Cape Town - When the Proteas finished day four of the second Test against England on 126/2 in pursuit of 438 last Sunday, they knew they needed something special on day five to save the match.
With the win never really on the cards, the focus quickly turned to salvaging what would have been a famous and heroic draw.
In the end, the hosts fell 50 balls short despite gutsy efforts from debutant Pieter Malan (84 off 288), Rassie van der Dussen (17 off 140) and Quinton de Kock (50 off 107).
Overnight, before that deciding fifth day, skipper Faf du Plessis was identified as one South African batsman with the ability to play the long, patient innings that the Proteas so desperately needed.
He has done it before, offering a wall of resilient defence when his side has needed him most, but it was not to be on this day.
Having shown all the right mental ingredients during a 79-minute stay at the crease, Du Plessis threw it all away with a momentary lapse in concentration that saw him slap a sweep shot of off-spinner Dom Bess straight to square leg.
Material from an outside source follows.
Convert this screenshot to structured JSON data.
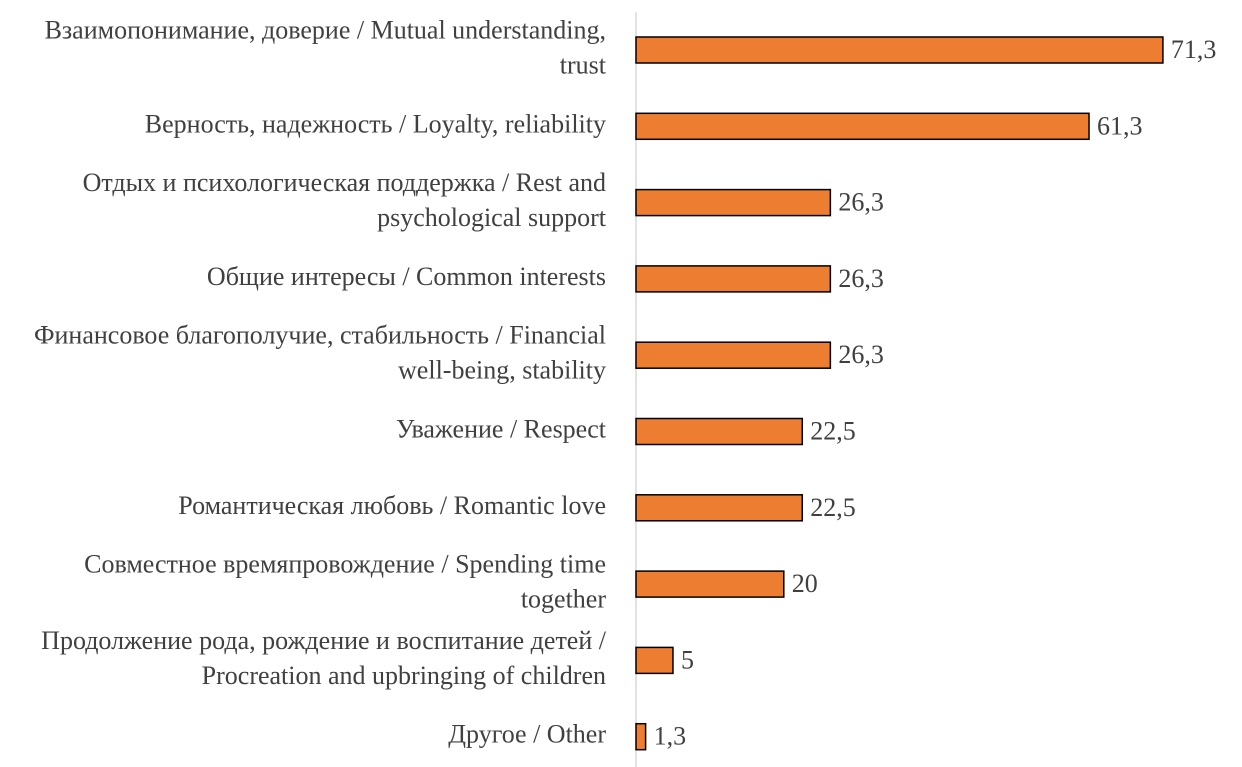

At a time when application and maturity were needed, Du Plessis let his side down in what he later acknowledged as a "mental error".
It is, of course, grossly unfair to dump the blame for the loss at Du Plessis' door alone, but his experience and track record at this level command a certain expectation.
A closer look at the captain's recent Test returns, however, suggest that he has been struggling for consistency for some time now while scores of 29, 20, 1 and 19 in this series have seen his average dip to 40.62 in the format.
With the series moving to Port Elizabeth for what is a crucial third Test, Du Plessis finds himself under pressure suddenly to deliver much-needed runs in a top order that is short on Test experience.
Opener Malan has played one Test, No 3 Zubayr Hamza has played four while Van der Dussen has played just two. Du Plessis, with 63 Test caps to his name, needs to be the spine.
Du Plessis also came in for some criticism at Newlands over his captaincy and, particularly, his decision against taking the new ball in England's second innings.
Ben Stokes (72 off 47) took the game away from the Proteas that morning as Du Plessis' tactics came under the spotlight, but other results in 2019 have also raised eyebrows.
A 2-0 loss to Sri Lanka in a home Test series last February and then a 3-0 hammering in India in September saw Du Plessis guide the Proteas to five successive Test defeats for only the second time since readmission.
It all contributed to a woeful 2019 for the national side, with Du Plessis also in charge of a World Cup campaign that never got out of first gear.
Du Plessis' ODI future is in doubt, with the likeliest outcome that he will retire from that format, while he has still not received official backing to lead the side to the T20 World Cup in Australia next year.
Despite all of that, Du Plessis has won 18 of his 34 Test matches as captain for a win percentage of 52.94% that places him ahead of every South African Test skipper since readmission with the exception of Shaun Pollock (14 out of 26, 53.84%) and AB de Villiers (2 out of 3, 66%).
Along the way, Du Plessis has guided the Proteas to important series wins against Australia - home and away - and India at home.
Significantly, Du Plessis has remained committed to South African cricket at a time when it would have been easy to walk away and join the global T20 circuit in the search of more rewarding financial gains.
At this crucial period of renewal in Proteas cricket, coach Mark Boucher can at least lean on the fact that he has a seasoned captain at the helm who understands the importance of leaving the state of the game in good hands when he does call it a day.
A succession plan needs to form part of the immediate thinking. Who is next in line to lead this Test side? It is a conversation that should happen sooner, rather than later, but for now Du Plessis' credentials as captain should not be questioned. He possesses too much in the way of experience and intellectual property.
Where he does need to step up is in the runs department, and he will know that better than anyone.
His last Test century came 16 innings ago while he averages just 29.61 over his last two years of Test cricket.
Right now, the Proteas need Du Plessis the batsman just as much as they need Du Plessis the captain.